The release of ChatGPT last November changed the landscape drastically with a growing flood of comparable technology being announced. “This is absolutely overwhelming,” Wu said. “It’s very hard to keep up with the ecosystem. You’ve got existing technology companies that are rebranding themselves as AI companies. If everything in the 90s was a dot com, it feels like things are GPT, or dot AI.”
Time spent with OpenAI, he said, helped Morgan Stanley get a grasp of what is really needed to make the technology work and winnow out the chaff. “From a buyer perspective, we look at every aspect. We’ve looked at all these foundational models,” Wu said. “When we started with OpenAI, it felt like the only game in town. Now you’ve got the Anthropics, the Inflexions, the Coheres, the Googles, the Microsofts, and it just goes on and on.” There are also apps trying to specialize in very specific use cases, he said.

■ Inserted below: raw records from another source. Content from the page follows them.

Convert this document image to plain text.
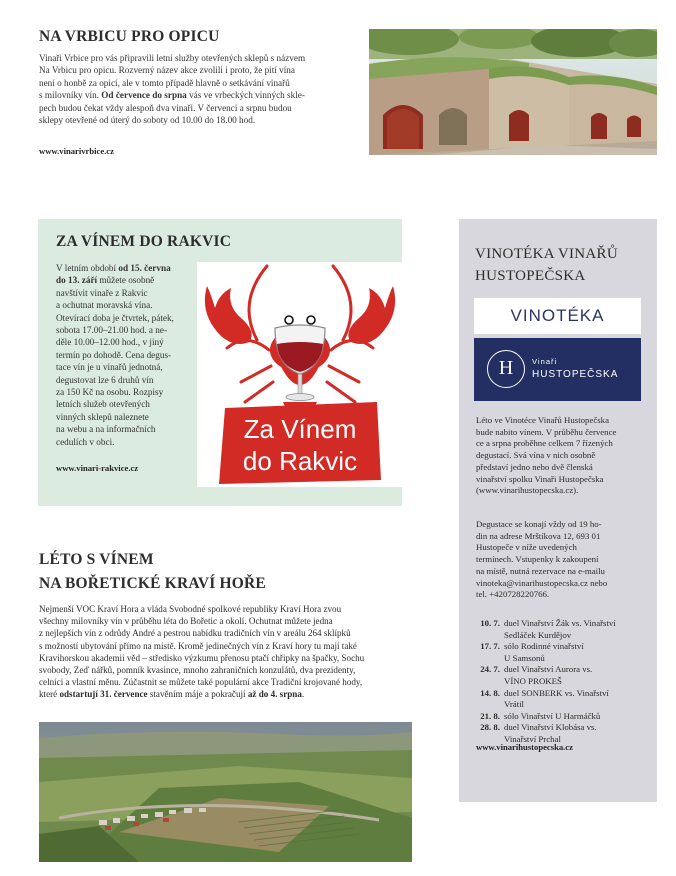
NA VRBICU PRO OPICU
Vinaři Vrbice pro vás připravili letní služby otevřených sklepů s názvem
Na Vrbicu pro opicu. Rozverný název akce zvolili i proto, že pití vína
není o honbě za opicí, ale v tomto případě hlavně o setkávání vinařů
s milovníky vín. Od července do srpna vás ve vrbeckých vinných skle-
pech budou čekat vždy alespoň dva vinaři. V červenci a srpnu budou
sklepy otevřené od úterý do soboty od 10.00 do 18.00 hod.
www.vinarivrbice.cz
ZA VÍNEM DO RAKVIC
V letním období od 15. června
do 13. září můžete osobně
navštívit vinaře z Rakvic
a ochutnat moravská vína.
Otevírací doba je čtvrtek, pátek,
sobota 17.00–21.00 hod. a ne-
děle 10.00–12.00 hod., v jiný
termín po dohodě. Cena degus-
tace vín je u vinařů jednotná,
degustovat lze 6 druhů vín
za 150 Kč na osobu. Rozpisy
letních služeb otevřených
vinných sklepů naleznete
na webu a na informačních
cedulích v obci.
www.vinari-rakvice.cz
Za Vínem
do Rakvic
VINOTÉKA VINAŘŮ
HUSTOPEČSKA
VINOTÉKA
H	Vinaři
HUSTOPEČSKA
Léto ve Vinotéce Vinařů Hustopečska
bude nabito vínem. V průběhu července
ce a srpna proběhne celkem 7 řízených
degustací. Svá vína v nich osobně
představí jedno nebo dvě členská
vinařství spolku Vinaři Hustopečska
(www.vinarihustopecska.cz).
Degustace se konají vždy od 19 ho-
din na adrese Mrštíkova 12, 693 01
Hustopeče v níže uvedených
termínech. Vstupenky k zakoupení
na místě, nutná rezervace na e-mailu
vinoteka@vinarihustopecska.cz nebo
tel. +420728220766.
10. 7. duel Vinařství Žák vs. Vinařství
Sedláček Kurdějov
17. 7. sólo Rodinné vinařství
U Samsonů
24. 7. duel Vinařství Aurora vs.
VÍNO PROKEŠ
14. 8. duel SONBERK vs. Vinařství
Vrátil
21. 8. sólo Vinařství U Harmáčků
28. 8. duel Vinařství Klobása vs.
Vinařství Prchal
www.vinarihustopecska.cz
LÉTO S VÍNEM
NA BOŘETICKÉ KRAVÍ HOŘE
Nejmenší VOC Kraví Hora a vláda Svobodné spolkové republiky Kraví Hora zvou
všechny milovníky vín v průběhu léta do Bořetic a okolí. Ochutnat můžete jedna
z nejlepších vín z odrůdy André a pestrou nabídku tradičních vín v areálu 264 sklípků
s možností ubytování přímo na místě. Kromě jedinečných vín z Kraví hory tu mají také
Kravihorskou akademii věd – středisko výzkumu přenosu ptačí chřipky na špačky, Sochu
svobody, Zeď nářků, pomník kvasince, mnoho zahraničních konzulátů, dva prezidenty,
celníci a vlastní měnu. Zúčastnit se můžete také populární akce Tradiční krojované hody,
které odstartují 31. července stavěním máje a pokračují až do 4. srpna.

There may be a desire to move fast with the spread of this technology, but heavily regulated institutions must still act with compliance -- and that can mean asking many more questions before acting. “As a bank, we historically buy and integrate versus build,” Wu said. “It’s really our responsibility to see what’s out there, what’s changing, and figure out, ‘Are there people that harness these capabilities and solve the problem that we’ve not yet done, but also do in a way that we can get our regulators comfortable?”